The Crosswood
The Crosswood
I grab a broom and sweep the kitchen. I quickly do the dishes. I gather some clothes and towels off the floor and drop them in the laundry basket. When that’s done I sit with Mom for a few minutes. The twins are playing with a long piece of knitting yarn while they listen to the story. They tie and tangle it into impossibly intricate knots and webs. I watch for a while, trying to figure out what to say to Mom.
“Maybe the twins could go to a day camp,” I try.
Mom just laughs.
“Seriously. There’s a sports camp at the community center. They could run around all day.”
“That would end in tears,” Mom says. “And blood. And neither of them coming from the twins.”
I look down at the twins on the floor. Violet has tied Indigo’s wrist to the chair leg with yarn. Her ankle is tied to his knee. One of his toes is tied to one of her braids. They don’t seem worried about it, so I decide to leave them for now. At least they can’t run around this way.
“What about school?” I ask. “Maybe they could start school in September?”
“Blue,” Mom says. “The twins are fine here with me. Regular school won’t work for them. They’re too…”
“Smart?” I ask. “They have a gifted class at school.” I always wanted to be in the gifted class. Unfortunately I wasn’t smart enough.
“Special,” Mom says. “The twins are too special.”
Blue Jasper loves his siblings - he really does - but their antics are so frustrating! They literally climb the walls, play in the rafters, and talk to fireflies. His mother insists on being with them all the time. They don’t go to school, never have babysitters, and the family lives off-grid as his mother likes to say. Blue just wants a little me time. He is going into grade 9 at the end of the summer, and, instead of having fun and acting like a teenager, he is stuck cleaning the house, chopping wood, and corralling the twins. Then his mother breaks her ankle and things go from frustrating to otherworldly weird.
It turns out that the twins are actually the children of a fairy queen who made a pact with Blue’s mother to protect the queen’s children in exchange for saving Blue’s life as a child. When the twins are kidnapped, Blue must find a way to rescue the children to save his mother’s life. Plunged into the world of fairy, he has to decide whom to trust while struggling to understand the rules of this beautifully strange world.

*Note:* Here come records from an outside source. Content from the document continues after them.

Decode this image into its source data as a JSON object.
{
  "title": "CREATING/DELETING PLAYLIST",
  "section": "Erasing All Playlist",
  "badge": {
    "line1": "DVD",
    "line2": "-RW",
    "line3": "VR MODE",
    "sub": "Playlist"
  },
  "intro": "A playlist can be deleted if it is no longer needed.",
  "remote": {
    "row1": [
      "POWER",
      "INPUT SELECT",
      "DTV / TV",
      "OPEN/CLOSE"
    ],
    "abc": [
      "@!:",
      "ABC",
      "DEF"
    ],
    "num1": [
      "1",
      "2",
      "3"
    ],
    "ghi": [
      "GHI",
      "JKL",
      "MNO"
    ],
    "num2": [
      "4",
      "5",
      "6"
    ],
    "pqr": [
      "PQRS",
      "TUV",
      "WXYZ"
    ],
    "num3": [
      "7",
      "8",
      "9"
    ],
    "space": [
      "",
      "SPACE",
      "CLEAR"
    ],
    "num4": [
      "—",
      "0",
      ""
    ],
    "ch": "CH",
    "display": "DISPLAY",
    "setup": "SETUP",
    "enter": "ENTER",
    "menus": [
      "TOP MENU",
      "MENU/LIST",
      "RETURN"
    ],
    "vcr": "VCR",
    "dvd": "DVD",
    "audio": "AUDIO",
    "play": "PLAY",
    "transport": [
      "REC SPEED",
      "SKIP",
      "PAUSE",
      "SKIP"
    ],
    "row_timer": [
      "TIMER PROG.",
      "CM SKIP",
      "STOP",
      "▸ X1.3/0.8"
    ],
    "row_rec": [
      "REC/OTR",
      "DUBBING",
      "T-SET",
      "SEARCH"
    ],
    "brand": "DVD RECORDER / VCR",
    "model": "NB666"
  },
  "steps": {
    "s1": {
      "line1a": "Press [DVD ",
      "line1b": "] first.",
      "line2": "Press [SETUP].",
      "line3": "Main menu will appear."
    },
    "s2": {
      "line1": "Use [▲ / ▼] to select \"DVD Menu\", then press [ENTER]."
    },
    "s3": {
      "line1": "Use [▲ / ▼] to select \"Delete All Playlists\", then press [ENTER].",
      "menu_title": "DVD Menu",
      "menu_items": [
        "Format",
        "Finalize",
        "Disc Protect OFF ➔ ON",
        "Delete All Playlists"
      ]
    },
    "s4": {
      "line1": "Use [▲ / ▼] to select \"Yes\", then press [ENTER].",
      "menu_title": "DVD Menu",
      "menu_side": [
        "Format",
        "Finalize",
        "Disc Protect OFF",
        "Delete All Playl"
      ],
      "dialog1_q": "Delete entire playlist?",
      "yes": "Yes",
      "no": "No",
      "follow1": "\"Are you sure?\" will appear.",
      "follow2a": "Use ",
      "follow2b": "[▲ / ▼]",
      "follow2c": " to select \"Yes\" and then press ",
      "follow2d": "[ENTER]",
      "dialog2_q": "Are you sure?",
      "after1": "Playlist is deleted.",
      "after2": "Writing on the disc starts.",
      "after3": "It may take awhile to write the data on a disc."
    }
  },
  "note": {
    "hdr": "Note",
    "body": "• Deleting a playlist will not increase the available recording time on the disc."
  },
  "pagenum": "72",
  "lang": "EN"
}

The Crosswood is an excellent addition to the “Orca Currents” series. Gabrielle Prendergast has written a fast-moving urban fantasy with a likeable hero trying to do his best in an untenable situation. The first-person narrative helps draw the reader quickly into the story while providing the sparse backstory needed to understand the plot’s arc. Although a quick 100 page read, Prendergast used the pages to create a strong protagonist and several interesting secondary characters and a story with a solid narrative arc.
The Crosswood is a great high interest addition to the fantasy genre.
Jonine Bergen is a teacher-librarian in Winnipeg, Manitoba.